0

VIH : la politique de l’autruche de l’Europe de l’Est

CARDIFF, CALIFORNIE – La Russie et l’Ukraine abritent près de 90 pour cent du million et demi de personnes qui seraient infectées par le VIH en Europe centrale et de l’Est. Lors d’une récente visite dans ces pays, et malgré des demandes réitérées, je n’ai pu rencontrer aucun politicien ou responsable de la santé publique. Aucun n’a donné suite aux appels téléphoniques, aux fax ou aux courriels que je leur ai envoyé à mon retour aux Etats-Unis.

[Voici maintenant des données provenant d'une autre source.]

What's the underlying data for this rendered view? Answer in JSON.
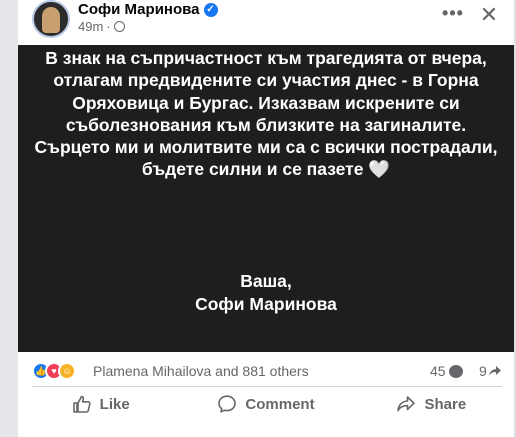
{
  "header": {
    "author": "Софи Маринова",
    "time": "49m",
    "more_label": "•••",
    "close_label": "✕"
  },
  "post": {
    "paragraph": "В знак на съпричастност към трагедията от вчера, отлагам предвидените си участия днес - в Горна Оряховица и Бургас. Изказвам искрените си съболезнования към близките на загиналите. Сърцето ми и молитвите ми са с всички пострадали, бъдете силни и се пазете",
    "heart_emoji": "🤍",
    "signoff_line1": "Ваша,",
    "signoff_line2": "Софи Маринова"
  },
  "reactions": {
    "summary": "Plamena Mihailova and 881 others",
    "comments_count": "45",
    "shares_count": "9"
  },
  "actions": {
    "like_label": "Like",
    "comment_label": "Comment",
    "share_label": "Share"
  },
  "colors": {
    "accent": "#1877f2",
    "post_background": "#1e1e1e",
    "secondary_text": "#65676b"
  }
}
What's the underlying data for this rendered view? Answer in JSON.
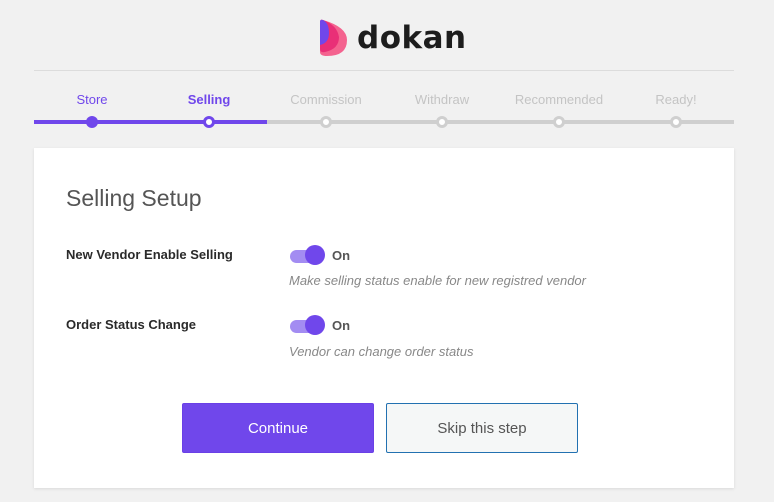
{
  "logo": {
    "text": "dokan"
  },
  "steps": [
    {
      "label": "Store",
      "state": "done"
    },
    {
      "label": "Selling",
      "state": "active"
    },
    {
      "label": "Commission",
      "state": "todo"
    },
    {
      "label": "Withdraw",
      "state": "todo"
    },
    {
      "label": "Recommended",
      "state": "todo"
    },
    {
      "label": "Ready!",
      "state": "todo"
    }
  ],
  "card": {
    "title": "Selling Setup",
    "settings": [
      {
        "label": "New Vendor Enable Selling",
        "state": "On",
        "hint": "Make selling status enable for new registred vendor",
        "enabled": true
      },
      {
        "label": "Order Status Change",
        "state": "On",
        "hint": "Vendor can change order status",
        "enabled": true
      }
    ],
    "continue_label": "Continue",
    "skip_label": "Skip this step"
  },
  "colors": {
    "accent": "#7047eb",
    "toggle_track": "#a38cf2",
    "inactive": "#cfcfcf"
  }
}
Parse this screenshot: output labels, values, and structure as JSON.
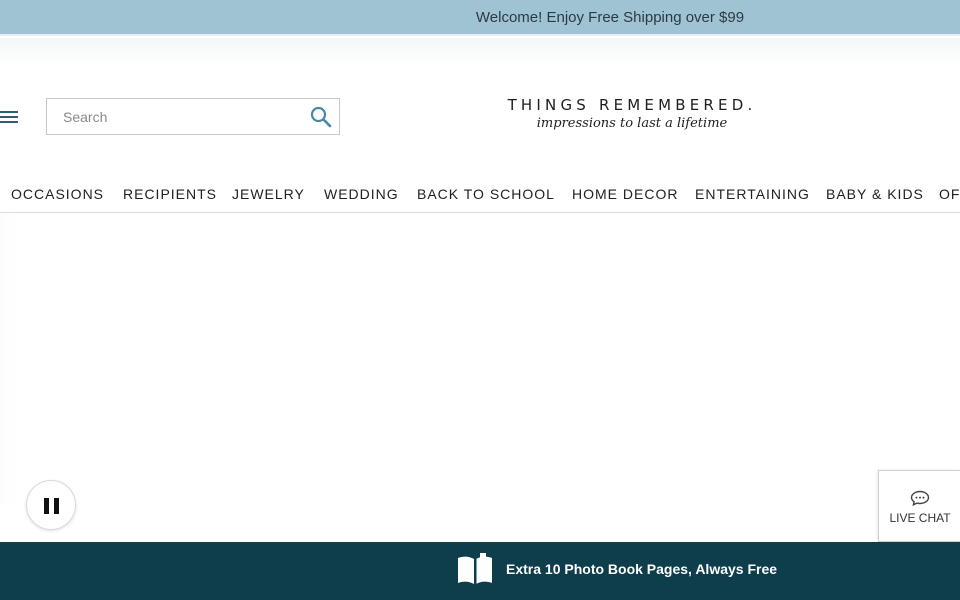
{
  "promo": {
    "text": "Welcome! Enjoy Free Shipping over $99"
  },
  "search": {
    "placeholder": "Search",
    "value": ""
  },
  "logo": {
    "name": "THINGS REMEMBERED.",
    "tagline": "impressions to last a lifetime"
  },
  "nav": {
    "items": [
      "OCCASIONS",
      "RECIPIENTS",
      "JEWELRY",
      "WEDDING",
      "BACK TO SCHOOL",
      "HOME DECOR",
      "ENTERTAINING",
      "BABY & KIDS",
      "OF"
    ]
  },
  "chat": {
    "label": "LIVE CHAT"
  },
  "banner": {
    "text": "Extra 10 Photo Book Pages, Always Free"
  },
  "icons": {
    "menu": "hamburger-menu-icon",
    "search": "search-icon",
    "pause": "pause-icon",
    "chat": "chat-bubble-icon",
    "book": "open-book-icon"
  },
  "colors": {
    "promo_bg": "#9fc3d3",
    "banner_bg": "#0e3d4c",
    "accent": "#2f5d74"
  }
}
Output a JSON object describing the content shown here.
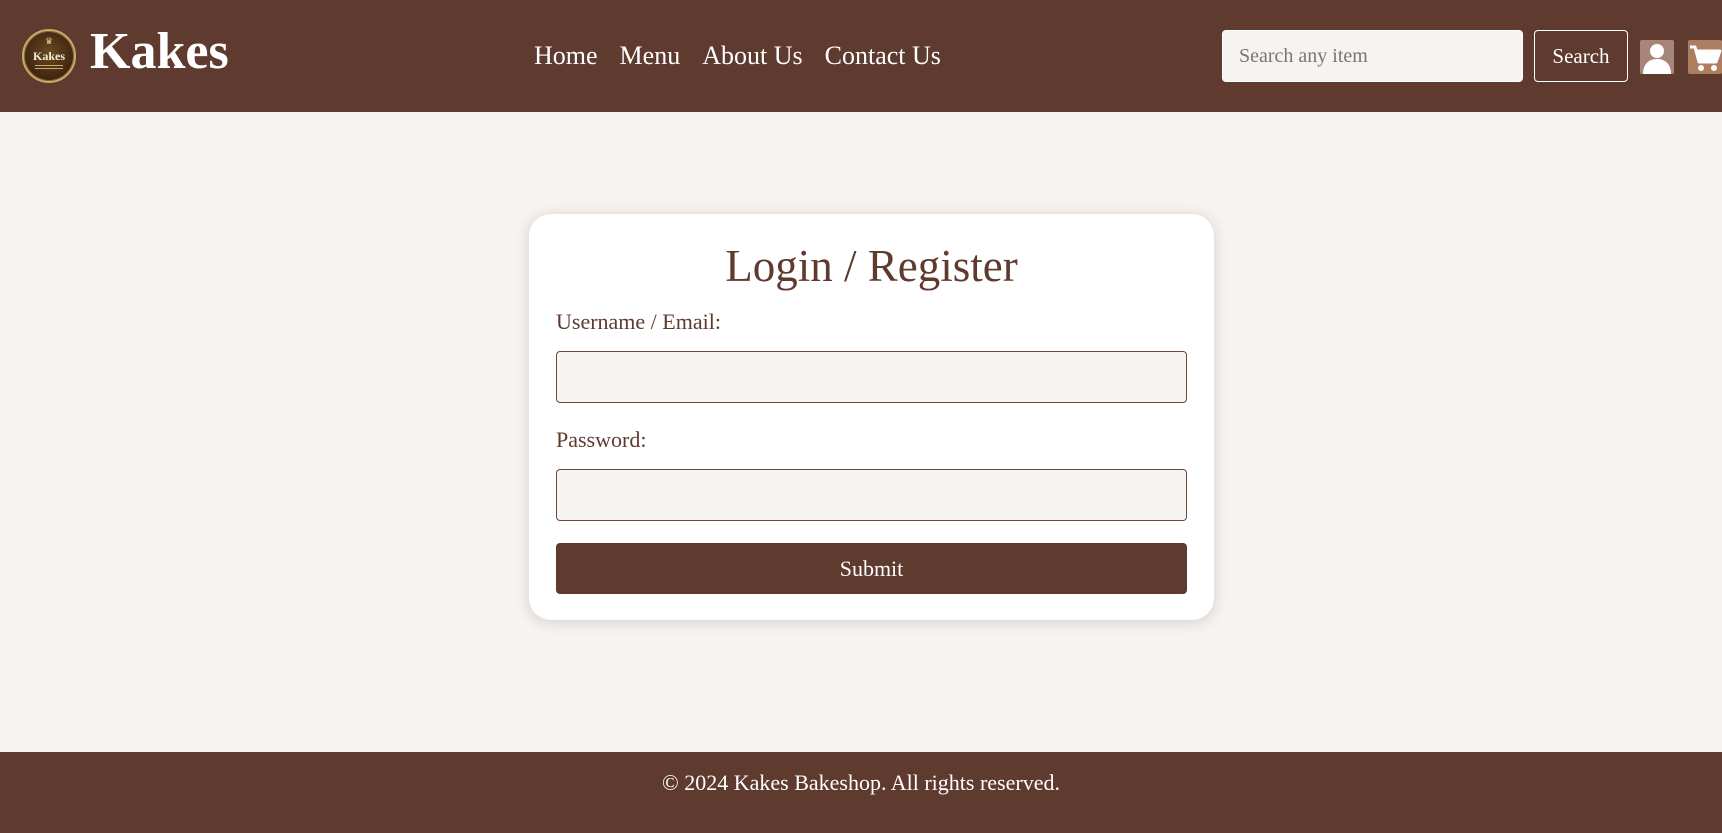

Le VIH se répand de manière épidémique dans ces deux pays en raison de l’injection de drogues par des toxicomanes qui partagent les mêmes seringues, le moyen le plus sûr de transmettre le virus. Il existe pourtant des méthodes éprouvées pour ralentir la propagation du VIH par les toxicomanes.

Dans le cas de toxicomanes qui s’injectent de l’héroïne ou d’autres substances opiacées – le cas le plus courant en Europe de l’Est – mettre sur pied des traitements de substitution, par la méthadone ou le buprénorphine, peut très nettement ralentir la transmission du VIH. La réussite de tels programmes implique également de donner aux toxicomanes un accès à du matériel d’injection dans des centres d’échanges bien placés, à la fois pour qu’ils disposent d’aiguilles et de seringues propres et pour les intégrer dans les systèmes de soins de santé. Enfin, les toxicomanes doivent pouvoir bénéficier d’informations et de conseils.

Ces trois piliers forment la fondation d’une politique définie par les professionnels de la santé comme la « réduction des risques liés à la toxicomanie ». Mais ni la Russie, ni l’Ukraine ne consacrent d’argent à cette réduction des risques.